Das sind Deine "Brillen" - Materialismus ist eine solche. Und es ist schon einmal gut, wenn man weiss, dass man eine Brille trägt - dann kann man sie auch absetzen. Wenn man eine Brille aufsetzt, sollte es eine für den Zweck geeignete sein; wenn man die Sterne betrachtet, ist eine Lesebrille eher hinderlich.
Jedenfalls sind diese dṛṣṭi (um statt 'Doktrinen' diesen umfassenderen Begriff zu verwenden) Strukturen, die regelmäßige Korrelationen zwischen vereinzelten konzeptuellen Phänomenen der 'entfalteten Vorstellung' beschreiben - mehr oder weniger begründet. Dabei ist dann die Funktion des Schließens nach logischen Regeln eine sekundäre epistomologische Quelle. Wobei spätestens seit Kant bekannt sein dürfte, dass eben diese Funktion (bzw. Kausalität generell) eine apriorische ist - mithin lediglich die Form der entfalteten Vorstellung beschreibt, aber nicht das Vorgestellte. Was - so jedenfalls nach buddhistischer dṛṣṭi - auch gar nicht existiert, sondern eine grundlegende Fehlannahme ist (atmadṛṣṭi). Das abendländische Denkmodell einer Substanz (eines 'Dinges an sich') mit Akzidenzen (nach Kant 'das Reale in der Substanz') unterscheidet sich davon deutlich.

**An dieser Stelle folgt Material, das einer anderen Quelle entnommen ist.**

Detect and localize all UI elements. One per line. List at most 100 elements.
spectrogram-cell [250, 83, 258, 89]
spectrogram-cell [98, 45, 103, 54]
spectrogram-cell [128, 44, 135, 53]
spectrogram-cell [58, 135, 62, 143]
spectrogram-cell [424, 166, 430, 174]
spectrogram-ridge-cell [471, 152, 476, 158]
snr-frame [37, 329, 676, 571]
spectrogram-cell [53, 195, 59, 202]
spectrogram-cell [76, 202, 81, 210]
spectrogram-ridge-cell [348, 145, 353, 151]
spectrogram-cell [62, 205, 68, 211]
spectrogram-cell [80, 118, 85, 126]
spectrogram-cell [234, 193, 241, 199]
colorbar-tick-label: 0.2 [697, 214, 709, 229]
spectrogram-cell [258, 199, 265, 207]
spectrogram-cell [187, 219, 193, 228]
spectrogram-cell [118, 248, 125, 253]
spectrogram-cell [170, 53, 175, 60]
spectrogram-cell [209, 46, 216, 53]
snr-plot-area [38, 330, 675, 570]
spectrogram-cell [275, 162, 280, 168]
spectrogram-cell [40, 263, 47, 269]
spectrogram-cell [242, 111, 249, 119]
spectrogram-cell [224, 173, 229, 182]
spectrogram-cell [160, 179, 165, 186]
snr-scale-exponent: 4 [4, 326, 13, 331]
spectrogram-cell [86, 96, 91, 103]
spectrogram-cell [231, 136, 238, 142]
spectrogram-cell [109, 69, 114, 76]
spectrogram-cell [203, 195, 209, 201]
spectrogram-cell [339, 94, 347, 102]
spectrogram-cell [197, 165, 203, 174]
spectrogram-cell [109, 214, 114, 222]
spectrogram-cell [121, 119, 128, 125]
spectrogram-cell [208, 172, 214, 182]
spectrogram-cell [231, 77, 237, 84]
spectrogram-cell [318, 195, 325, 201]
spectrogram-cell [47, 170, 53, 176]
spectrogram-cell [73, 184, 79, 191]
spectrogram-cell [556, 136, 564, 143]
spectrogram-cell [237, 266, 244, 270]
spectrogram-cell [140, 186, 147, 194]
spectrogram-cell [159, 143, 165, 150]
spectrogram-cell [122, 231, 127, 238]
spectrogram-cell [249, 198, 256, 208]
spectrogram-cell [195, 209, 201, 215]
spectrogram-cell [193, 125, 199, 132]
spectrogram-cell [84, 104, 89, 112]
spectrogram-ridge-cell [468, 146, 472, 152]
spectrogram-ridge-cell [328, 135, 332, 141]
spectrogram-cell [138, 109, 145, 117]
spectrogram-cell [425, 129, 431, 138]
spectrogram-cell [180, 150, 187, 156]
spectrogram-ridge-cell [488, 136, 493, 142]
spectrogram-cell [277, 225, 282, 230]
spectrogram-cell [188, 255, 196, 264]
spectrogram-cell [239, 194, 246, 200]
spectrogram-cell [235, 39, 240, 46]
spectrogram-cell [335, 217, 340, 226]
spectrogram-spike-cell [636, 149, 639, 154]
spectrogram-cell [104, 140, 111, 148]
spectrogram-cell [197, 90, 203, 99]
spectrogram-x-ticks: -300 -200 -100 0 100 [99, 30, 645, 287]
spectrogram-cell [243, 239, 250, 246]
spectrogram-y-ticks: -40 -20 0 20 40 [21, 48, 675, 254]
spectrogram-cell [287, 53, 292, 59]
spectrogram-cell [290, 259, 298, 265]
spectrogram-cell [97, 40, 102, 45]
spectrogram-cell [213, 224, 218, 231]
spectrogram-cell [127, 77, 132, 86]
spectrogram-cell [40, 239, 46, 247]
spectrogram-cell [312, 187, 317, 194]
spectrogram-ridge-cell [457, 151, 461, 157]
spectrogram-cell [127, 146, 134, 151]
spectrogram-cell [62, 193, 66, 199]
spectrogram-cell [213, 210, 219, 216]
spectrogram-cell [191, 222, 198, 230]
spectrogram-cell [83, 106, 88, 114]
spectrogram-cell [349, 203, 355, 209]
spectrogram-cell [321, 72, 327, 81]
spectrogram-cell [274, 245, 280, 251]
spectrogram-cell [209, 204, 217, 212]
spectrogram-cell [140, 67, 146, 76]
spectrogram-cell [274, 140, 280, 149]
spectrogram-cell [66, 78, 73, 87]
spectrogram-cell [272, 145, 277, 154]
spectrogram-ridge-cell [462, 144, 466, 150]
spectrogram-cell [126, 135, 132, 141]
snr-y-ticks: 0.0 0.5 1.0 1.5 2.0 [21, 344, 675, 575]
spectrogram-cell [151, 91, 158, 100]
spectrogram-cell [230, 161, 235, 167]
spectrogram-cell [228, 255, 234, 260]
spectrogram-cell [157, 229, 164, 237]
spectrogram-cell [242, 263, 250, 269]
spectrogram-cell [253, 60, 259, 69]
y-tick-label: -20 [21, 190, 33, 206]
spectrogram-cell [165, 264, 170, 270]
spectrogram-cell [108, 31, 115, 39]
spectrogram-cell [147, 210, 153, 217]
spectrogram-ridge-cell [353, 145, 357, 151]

Jedenfalls hat der Buddhismus denselben sparsamen epistomologischen Ansatz wie der Skeptizismus. Insbesondere schließt er - in auffälligem Kontrast insbesondere zu den anderen Weltreligionen - als gültige Quellen von Erkenntnis Offenbarungen und Tradiertes aus (paradigmatisch ist da das explizite Verwerfen des Veda durch Buddha), was die Subsumierung seiner Lehren unter 'religiöse Doktrin' etwas problematisch macht - gerechtfertigt ist dies lediglich durch den 'religiösen' Charakter ihrer sozialen Korrelate, d.h. ihre Ähnlichkeit mit den entsprechenden Institutionen anderer Religionen. 'Religion' ist vor allem ein soziales Phänomen, da bin ganz bei Durkheim und Weber. Das, was ich oben als 'Struktur' der entfalteten Vorstellung beschrieben habe, also das Korrelieren scheinbar isolierter Phänomene, nennt Luhmann 'Systeme' - und von Interesse sind diese vor allem als soziale Funktionssysteme. Hier ist eine materialistische, auf Empirie beruhende Untersuchung dieser religionssoziologischen Phänomene möglich und sinnvoll. Zu Kohärenz und Konsistenz der religiösen Doktrinen jedoch, mit der diese Phänomene korrelieren, also der spezifischen Sichtweise, an der sich eine weltanschaulich definierte soziale Gruppe mit ihren Meinungen und Handlungen orientiert, sagt das sehr wenig aus. Dazu bedarf es vielmehr einer logischen Analyse der Doktrin, also der Nutzung der o.g. sekundären Erkenntnisquelle.